SAP provides the bulk of the project management and assumes an R&D role in this effort. Ontotext is tasked with providing the data warehousing/triple-store expertise and innovations in federating data from large-scale structured and unstructured sources, including the semantic web, wikis, and blogs. Centrale Rechereche S.A. is providing visualization and visual analytics expertise. Andrews explains that CUBIST also has three use-case partners providing large-scale data and analysis scenarios: The U.K.’s Heriot-Watt University, with data from the Edinburgh Mouse Atlas Project; the Space Applications Services (Belgium), with data from its space-satellite services systems; and the U.K.’s Innovantage, with web-based market intelligence data.

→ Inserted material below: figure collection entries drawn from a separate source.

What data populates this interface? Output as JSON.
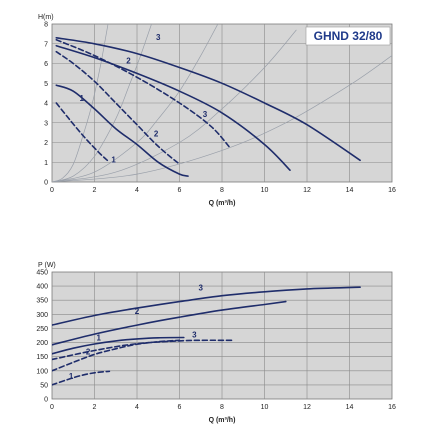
{
  "chart_data": [
    {
      "type": "line",
      "title": "GHND 32/80",
      "xlabel": "Q (m³/h)",
      "ylabel": "H(m)",
      "xlim": [
        0,
        16
      ],
      "ylim": [
        0,
        8
      ],
      "xticks": [
        "0",
        "2",
        "4",
        "6",
        "8",
        "10",
        "12",
        "14",
        "16"
      ],
      "yticks": [
        "0",
        "1",
        "2",
        "3",
        "4",
        "5",
        "6",
        "7",
        "8"
      ],
      "grid": true,
      "series": [
        {
          "name": "3",
          "style": "solid",
          "label_at": [
            5.0,
            7.2
          ],
          "points": [
            [
              0.2,
              7.3
            ],
            [
              2,
              7.0
            ],
            [
              4,
              6.5
            ],
            [
              6,
              5.8
            ],
            [
              8,
              5.0
            ],
            [
              10,
              4.0
            ],
            [
              12,
              2.9
            ],
            [
              14.5,
              1.1
            ]
          ]
        },
        {
          "name": "2",
          "style": "solid",
          "label_at": [
            3.6,
            6.0
          ],
          "points": [
            [
              0.2,
              6.9
            ],
            [
              2,
              6.3
            ],
            [
              4,
              5.5
            ],
            [
              6,
              4.6
            ],
            [
              8,
              3.5
            ],
            [
              10,
              1.9
            ],
            [
              11.2,
              0.6
            ]
          ]
        },
        {
          "name": "1",
          "style": "solid",
          "label_at": [
            1.4,
            4.1
          ],
          "points": [
            [
              0.2,
              4.9
            ],
            [
              1,
              4.6
            ],
            [
              2,
              3.7
            ],
            [
              3,
              2.7
            ],
            [
              4,
              1.9
            ],
            [
              5,
              1.0
            ],
            [
              6,
              0.4
            ],
            [
              6.4,
              0.3
            ]
          ]
        },
        {
          "name": "3",
          "style": "dashed",
          "label_at": [
            7.2,
            3.3
          ],
          "points": [
            [
              0.2,
              7.2
            ],
            [
              2,
              6.4
            ],
            [
              4,
              5.3
            ],
            [
              6,
              4.0
            ],
            [
              7.5,
              2.8
            ],
            [
              8.4,
              1.7
            ]
          ]
        },
        {
          "name": "2",
          "style": "dashed",
          "label_at": [
            4.9,
            2.3
          ],
          "points": [
            [
              0.2,
              6.6
            ],
            [
              1,
              6.0
            ],
            [
              2,
              5.1
            ],
            [
              3,
              4.0
            ],
            [
              4,
              2.9
            ],
            [
              5,
              1.8
            ],
            [
              6,
              0.9
            ]
          ]
        },
        {
          "name": "1",
          "style": "dashed",
          "label_at": [
            2.9,
            1.0
          ],
          "points": [
            [
              0.2,
              4.0
            ],
            [
              0.8,
              3.2
            ],
            [
              1.5,
              2.3
            ],
            [
              2.2,
              1.5
            ],
            [
              2.6,
              1.1
            ]
          ]
        }
      ],
      "system_curves": [
        {
          "name": "system-curve-1",
          "points": [
            [
              0,
              0
            ],
            [
              0.5,
              0.2
            ],
            [
              1,
              0.9
            ],
            [
              1.5,
              2.5
            ],
            [
              1.9,
              4
            ],
            [
              2.3,
              6
            ],
            [
              2.7,
              8.4
            ]
          ]
        },
        {
          "name": "system-curve-2",
          "points": [
            [
              0,
              0
            ],
            [
              1,
              0.3
            ],
            [
              2,
              1.3
            ],
            [
              3,
              3.2
            ],
            [
              3.6,
              4.8
            ],
            [
              4.2,
              6.5
            ],
            [
              5,
              9
            ]
          ]
        },
        {
          "name": "system-curve-3",
          "points": [
            [
              0,
              0
            ],
            [
              2,
              0.5
            ],
            [
              4,
              2
            ],
            [
              5,
              3.2
            ],
            [
              6,
              4.6
            ],
            [
              7,
              6.4
            ],
            [
              8,
              8.4
            ]
          ]
        },
        {
          "name": "system-curve-4",
          "points": [
            [
              0,
              0
            ],
            [
              3,
              0.5
            ],
            [
              6,
              2
            ],
            [
              8,
              3.7
            ],
            [
              10,
              5.8
            ],
            [
              11.5,
              7.7
            ]
          ]
        },
        {
          "name": "system-curve-5",
          "points": [
            [
              0,
              0
            ],
            [
              4,
              0.4
            ],
            [
              8,
              1.6
            ],
            [
              11,
              3
            ],
            [
              14,
              4.9
            ],
            [
              16,
              6.4
            ]
          ]
        }
      ]
    },
    {
      "type": "line",
      "xlabel": "Q (m³/h)",
      "ylabel": "P (W)",
      "xlim": [
        0,
        16
      ],
      "ylim": [
        0,
        450
      ],
      "xticks": [
        "0",
        "2",
        "4",
        "6",
        "8",
        "10",
        "12",
        "14",
        "16"
      ],
      "yticks": [
        "0",
        "50",
        "100",
        "150",
        "200",
        "250",
        "300",
        "350",
        "400",
        "450"
      ],
      "grid": true,
      "series": [
        {
          "name": "3",
          "style": "solid",
          "label_at": [
            7.0,
            385
          ],
          "points": [
            [
              0,
              262
            ],
            [
              2,
              296
            ],
            [
              4,
              322
            ],
            [
              6,
              345
            ],
            [
              8,
              366
            ],
            [
              10,
              380
            ],
            [
              12,
              390
            ],
            [
              14.5,
              396
            ]
          ]
        },
        {
          "name": "2",
          "style": "solid",
          "label_at": [
            4.0,
            302
          ],
          "points": [
            [
              0,
              192
            ],
            [
              2,
              230
            ],
            [
              4,
              262
            ],
            [
              6,
              290
            ],
            [
              8,
              315
            ],
            [
              10,
              335
            ],
            [
              11,
              345
            ]
          ]
        },
        {
          "name": "1",
          "style": "solid",
          "label_at": [
            2.2,
            208
          ],
          "points": [
            [
              0,
              160
            ],
            [
              1,
              180
            ],
            [
              2,
              195
            ],
            [
              3,
              206
            ],
            [
              4,
              213
            ],
            [
              5,
              217
            ],
            [
              6.2,
              218
            ]
          ]
        },
        {
          "name": "3",
          "style": "dashed",
          "label_at": [
            6.7,
            218
          ],
          "points": [
            [
              0,
              140
            ],
            [
              2,
              172
            ],
            [
              4,
              196
            ],
            [
              6,
              206
            ],
            [
              7,
              208
            ],
            [
              8.5,
              208
            ]
          ]
        },
        {
          "name": "2",
          "style": "dashed",
          "label_at": [
            1.7,
            158
          ],
          "points": [
            [
              0,
              100
            ],
            [
              1,
              130
            ],
            [
              2,
              158
            ],
            [
              3,
              178
            ],
            [
              4,
              194
            ],
            [
              5,
              203
            ],
            [
              6,
              208
            ]
          ]
        },
        {
          "name": "1",
          "style": "dashed",
          "label_at": [
            0.9,
            70
          ],
          "points": [
            [
              0,
              50
            ],
            [
              0.7,
              68
            ],
            [
              1.3,
              82
            ],
            [
              2,
              93
            ],
            [
              2.7,
              98
            ]
          ]
        }
      ]
    }
  ]
}
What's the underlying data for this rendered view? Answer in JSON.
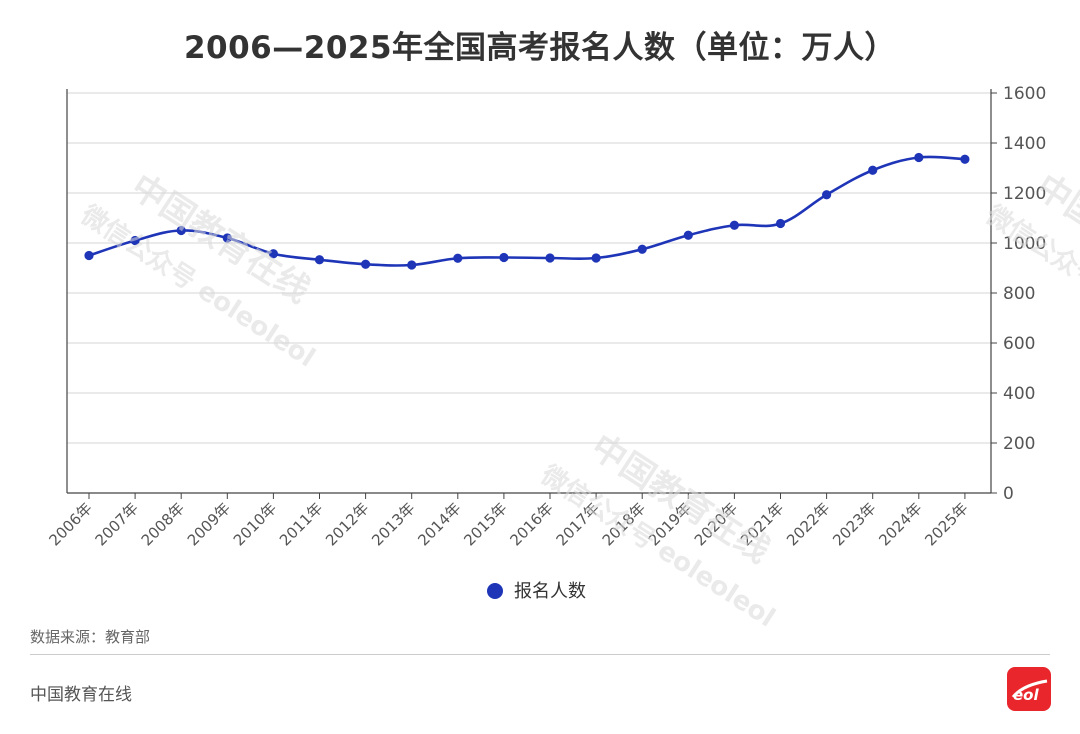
{
  "header": {
    "title": "2006—2025年全国高考报名人数（单位：万人）"
  },
  "chart_data": {
    "type": "line",
    "title": "2006—2025年全国高考报名人数（单位：万人）",
    "categories": [
      "2006年",
      "2007年",
      "2008年",
      "2009年",
      "2010年",
      "2011年",
      "2012年",
      "2013年",
      "2014年",
      "2015年",
      "2016年",
      "2017年",
      "2018年",
      "2019年",
      "2020年",
      "2021年",
      "2022年",
      "2023年",
      "2024年",
      "2025年"
    ],
    "series": [
      {
        "name": "报名人数",
        "values": [
          950,
          1010,
          1050,
          1020,
          957,
          933,
          915,
          912,
          939,
          942,
          940,
          940,
          975,
          1031,
          1071,
          1078,
          1193,
          1291,
          1342,
          1335
        ]
      }
    ],
    "yticks": [
      "0",
      "200",
      "400",
      "600",
      "800",
      "1000",
      "1200",
      "1400",
      "1600"
    ],
    "ylim": [
      0,
      1600
    ],
    "y_axis_side": "right",
    "grid": true,
    "legend_position": "bottom",
    "series_color": "#1f35b8"
  },
  "footer": {
    "source": "数据来源：教育部",
    "brand": "中国教育在线",
    "logo_text": "eol"
  },
  "watermark": {
    "line1": "中国教育在线",
    "line2": "微信公众号 eoleoleol"
  }
}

The project milestones include creating requirements and mock-ups by month 6; completing architecture and implementation plans by month 12; deploying the first integrated prototype system and verifying core technologies by month 21; and evaluating and deploying the final integrated system at the three-year mark.

There was strong competition for the funding, Andrews says, with only the top eigh evaluated bids being funded from several hundred applications for the call for projects in Intelligent Information Management. The bid was a joint effort of all of the partners but successful elements that apply strongly to Sheffield Hallam, he says, included high-quality objectives and a very convincing concept that builds on well-defined and established technology, where the partners have very strong expertise.

“The proposal represents progress beyond the state-of-the-art in developing a semantic incorporated business intelligence platform dealing with large amount of data and offering interactive visualization,” he says. “The goal of the project is ambitious: it will develop the first framework for enriching Business Intelligence with Semantic Web technologies.”